The boost that prices got from unexpected cold weather in the first two days of the week came to an end in the East Wednesday as moderating trends were due to be under way. However, quotes continued to increase at most western points as winter storms rage through the region.
Much as they had led a rising market on Monday and Tuesday, Northeast citygates were out in front of declines Wednesday that ranged from a little less than a nickel to about 65 cents. A large majority of the losses were in double figures.
Only small decreases in Western Canada and at a couple of related points (Kingsgate and Stanfield) averted a solid front of firmness in the West. Heavy snow was forecast for Thursday in the mountains of the interior West as a winter storm moves eastward from the coast. Highs in the upper 20s are expected from the Colorado Rockies northward, The Weather Channel said.
Meanwhile, temperatures were already starting to rise in the Midwest and were due to follow suit in the Northeast, where snow fell in some sections Wednesday. Mild early-spring weather will continue in the South, where highs in the 70s and 80s are predicted.
Nymex’s petroleum futures complex flexed some price muscle Wednesday, but the May natural gas contract was considerably more ambivalent, rising an almost imperceptible 0.4 cent at settlement after spending the morning in the red.
The cold conditions in northern market areas of the East during the first two days of the week were “very unexpected,” considering forecasts from last week had indicated above normal temperatures this week throughout the eastern U.S., said a Northeast marketer. It snowed a bit in New York City and New England Wednesday, he said, but a warm-up should be starting Thursday. It’s a “very bearish weather forecast” out through at least mid-April, he noted.
The marketer expects prices to “chop around” for much of this month, calling it a typical spring trading pattern. Despite Wednesday’s big citygate drops, Northeast prices are still relatively strong in maintaining basis spreads of a dollar or so above the Gulf Coast, he said. “It seems that at these basis levels, there shouldn’t be all that much buying for storage injections,” he continued, but there does appear to be a lot of that going on. The Nymex strip indicates that the cheapest injections are available now and not later, he said.
A marketer in the Upper Midwest was glad to see temperatures getting to 50 degrees or higher in her area following a frigid start to the week. It will be chilly again in the 40s this weekend, then mild conditions will return next week, she said. However, the region is not out of the woods yet as far as leaving winter behind, she added; occasionally it will find cold weather resurfacing as late as April and May.
With 45 companies reporting to it, Minerals Management Service (MMS) said 1,362.18 MMcf/d of gas production remained offline Wednesday in the Gulf of Mexico as a result of Hurricanes Katrina and Rita last year. That was 30.59 MMcf/d less than MMS reported two weeks earlier.

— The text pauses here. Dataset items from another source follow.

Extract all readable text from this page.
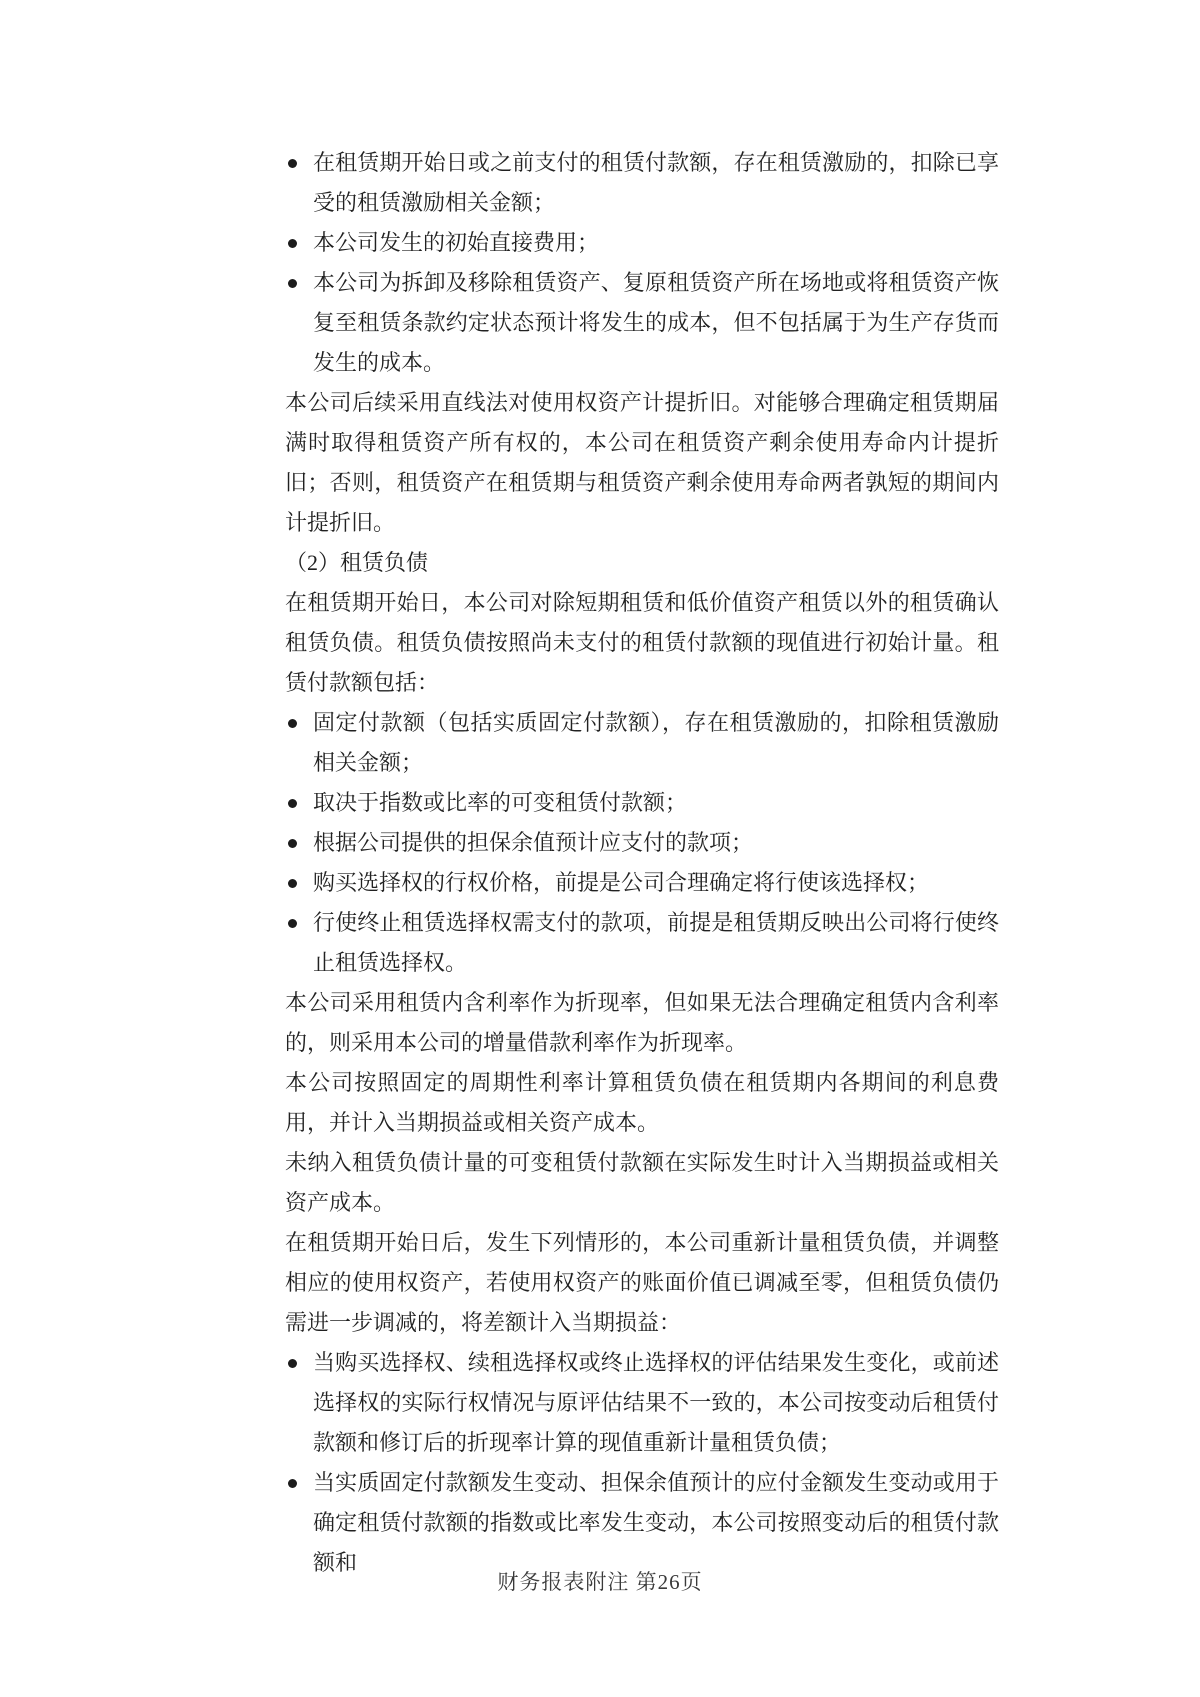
在租赁期开始日或之前支付的租赁付款额，存在租赁激励的，扣除已享受的租赁激励相关金额；
本公司发生的初始直接费用；
本公司为拆卸及移除租赁资产、复原租赁资产所在场地或将租赁资产恢复至租赁条款约定状态预计将发生的成本，但不包括属于为生产存货而发生的成本。
本公司后续采用直线法对使用权资产计提折旧。对能够合理确定租赁期届满时取得租赁资产所有权的，本公司在租赁资产剩余使用寿命内计提折旧；否则，租赁资产在租赁期与租赁资产剩余使用寿命两者孰短的期间内计提折旧。
（2）租赁负债
在租赁期开始日，本公司对除短期租赁和低价值资产租赁以外的租赁确认租赁负债。租赁负债按照尚未支付的租赁付款额的现值进行初始计量。租赁付款额包括：
固定付款额（包括实质固定付款额），存在租赁激励的，扣除租赁激励相关金额；
取决于指数或比率的可变租赁付款额；
根据公司提供的担保余值预计应支付的款项；
购买选择权的行权价格，前提是公司合理确定将行使该选择权；
行使终止租赁选择权需支付的款项，前提是租赁期反映出公司将行使终止租赁选择权。
本公司采用租赁内含利率作为折现率，但如果无法合理确定租赁内含利率的，则采用本公司的增量借款利率作为折现率。
本公司按照固定的周期性利率计算租赁负债在租赁期内各期间的利息费用，并计入当期损益或相关资产成本。
未纳入租赁负债计量的可变租赁付款额在实际发生时计入当期损益或相关资产成本。
在租赁期开始日后，发生下列情形的，本公司重新计量租赁负债，并调整相应的使用权资产，若使用权资产的账面价值已调减至零，但租赁负债仍需进一步调减的，将差额计入当期损益：
当购买选择权、续租选择权或终止选择权的评估结果发生变化，或前述选择权的实际行权情况与原评估结果不一致的，本公司按变动后租赁付款额和修订后的折现率计算的现值重新计量租赁负债；
当实质固定付款额发生变动、担保余值预计的应付金额发生变动或用于确定租赁付款额的指数或比率发生变动，本公司按照变动后的租赁付款额和
财务报表附注 第26页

Cumulative shut-ins since Aug. 26, 2005 now total 711.634 Bcf, or 19.497% of the approximately 3.65 Tcf in annual Gulf output, MMS said.
Although some called for a build of as much as 20 Bcf in Thursday morning’s storage report, the consensus estimate was a withdrawal of about 18 Bcf in a Reuters news service survey of 25 industry players. The expectations for a draw ranged as high as 57 Bcf, Reuters said.